7. Conventional Western treatment methods for vesicoureteral reflux

  The treatment of vesicoureteral reflux should adopt different treatment methods according to different examination results, different etiology, and different grades.

  Firstly, Pre-treatment Precautions:

  1. There is hope for the spontaneous resolution of reflux, which is related to the patient's age and the degree of reflux. Duckett (1983) reported that if infection can be controlled, 63% of the Ⅱ degree, 53% of the Ⅲ degree, and 33% of the Ⅳ degree reflux can resolve spontaneously. With age, many Ⅰ to Ⅲ degree refluxes can heal spontaneously, and Ⅴ degree is difficult to heal.

  2. Long-term anti-infection treatment is safe and tolerable for children.

  3. The presence of concurrent bladder diverticula, uninhibited bladder, etc., does not prevent the spontaneous resolution of reflux.

  4. If the diameter of the ureter and the bladder is normal, the success rate of ureter膀胱 reimplantation surgery can reach 95% to 98%.

  5. Reflux that persists into youth or adulthood is not easy to disappear spontaneously. Adult males with reflux may not necessarily have a pathological condition, but women, especially during pregnancy, may have problems.

  6. Reflux without infection does not seem to cause kidney damage.

  Secondly, Treatment Methods

  1. Non-surgical Treatment: Mild reflux (Ⅰ degree, Ⅱ degree, Ⅲ degree) is suitable for non-surgical therapy, the purpose of which is to use medication to control urinary tract infection and prevent damage to the kidneys from pyelonephritis. Appropriate antibiotics are selected and combined with timely urination and continuous urination methods to reduce the residual urine in the bladder. Regularly review routine urine tests, urine cultures, and voiding cystourethrogram to observe the efficacy.

  2. Surgical Treatment: Severe reflux (Ⅳ degree, Ⅴ degree), progressive aggravation of reflux that persists into adulthood, or those with recurrent exacerbation of pyelonephritis that cannot be controlled by medication all require surgical treatment. The main purpose of the surgery is to extend the length of the submucosal ureter under the bladder mucosa, and it is best to make the length of the submucosal tunnel 5 times the diameter of the ureter.
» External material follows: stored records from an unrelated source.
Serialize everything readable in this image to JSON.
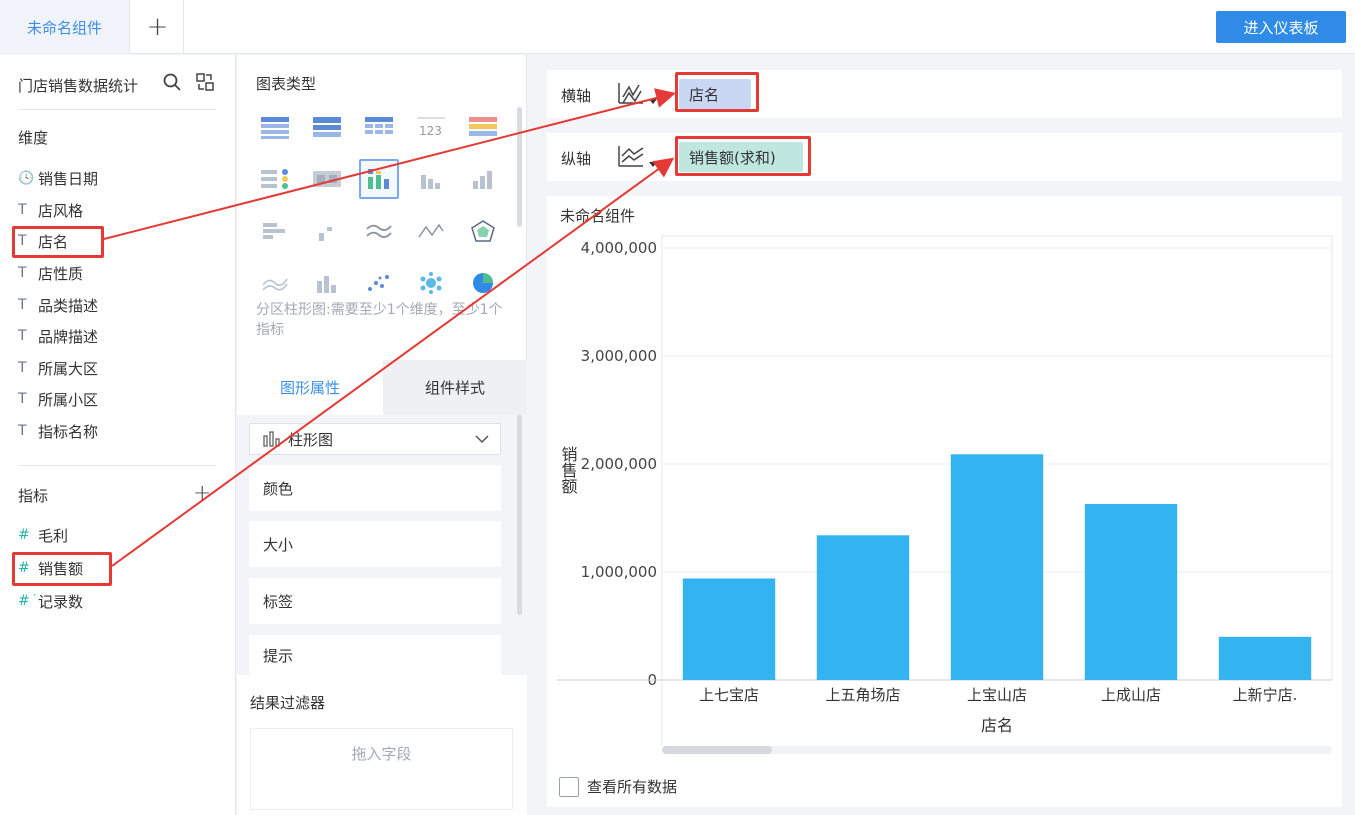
{
  "topbar": {
    "tab_label": "未命名组件",
    "add_tab": "+",
    "enter_button": "进入仪表板"
  },
  "left": {
    "dataset_title": "门店销售数据统计",
    "dimension_header": "维度",
    "dimensions": [
      {
        "icon": "clock-icon",
        "glyph": "🕓",
        "label": "销售日期"
      },
      {
        "icon": "text-type-icon",
        "glyph": "T",
        "label": "店风格"
      },
      {
        "icon": "text-type-icon",
        "glyph": "T",
        "label": "店名"
      },
      {
        "icon": "text-type-icon",
        "glyph": "T",
        "label": "店性质"
      },
      {
        "icon": "text-type-icon",
        "glyph": "T",
        "label": "品类描述"
      },
      {
        "icon": "text-type-icon",
        "glyph": "T",
        "label": "品牌描述"
      },
      {
        "icon": "text-type-icon",
        "glyph": "T",
        "label": "所属大区"
      },
      {
        "icon": "text-type-icon",
        "glyph": "T",
        "label": "所属小区"
      },
      {
        "icon": "text-type-icon",
        "glyph": "T",
        "label": "指标名称"
      }
    ],
    "measure_header": "指标",
    "measure_add": "+",
    "measures": [
      {
        "icon": "number-type-icon",
        "glyph": "#",
        "label": "毛利"
      },
      {
        "icon": "number-type-icon",
        "glyph": "#",
        "label": "销售额"
      },
      {
        "icon": "record-count-icon",
        "glyph": "#˙",
        "label": "记录数"
      }
    ]
  },
  "middle": {
    "chart_type_title": "图表类型",
    "chart_type_hint": "分区柱形图:需要至少1个维度，至少1个指标",
    "tab_graph": "图形属性",
    "tab_style": "组件样式",
    "chart_select": "柱形图",
    "props": [
      "颜色",
      "大小",
      "标签",
      "提示"
    ],
    "filter_title": "结果过滤器",
    "filter_placeholder": "拖入字段"
  },
  "axes": {
    "x_label": "横轴",
    "x_field": "店名",
    "y_label": "纵轴",
    "y_field": "销售额(求和)"
  },
  "chart": {
    "component_title": "未命名组件",
    "show_all_label": "查看所有数据",
    "bar_color": "#33b3f0"
  },
  "chart_data": {
    "type": "bar",
    "categories": [
      "上七宝店",
      "上五角场店",
      "上宝山店",
      "上成山店",
      "上新宁店."
    ],
    "values": [
      940000,
      1340000,
      2090000,
      1630000,
      400000
    ],
    "xlabel": "店名",
    "ylabel": "销售额",
    "ylim": [
      0,
      4000000
    ],
    "yticks": [
      "0",
      "1,000,000",
      "2,000,000",
      "3,000,000",
      "4,000,000"
    ],
    "grid": true
  }
}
For obviously dilated ureters, they need to be cut and reimplanted into the bladder after ureteronephrectomy.

  3. Intravesical Urological Surgery: Through cystoscopy, a hardening agent is injected into the submucosa of the ureteral orifice to change the shape of the ureteral orifice and tighten it, thereby achieving the purpose of anti-reflux. Common hardening agents include: polytetrafluoroethylene (Teflon), collagen, etc.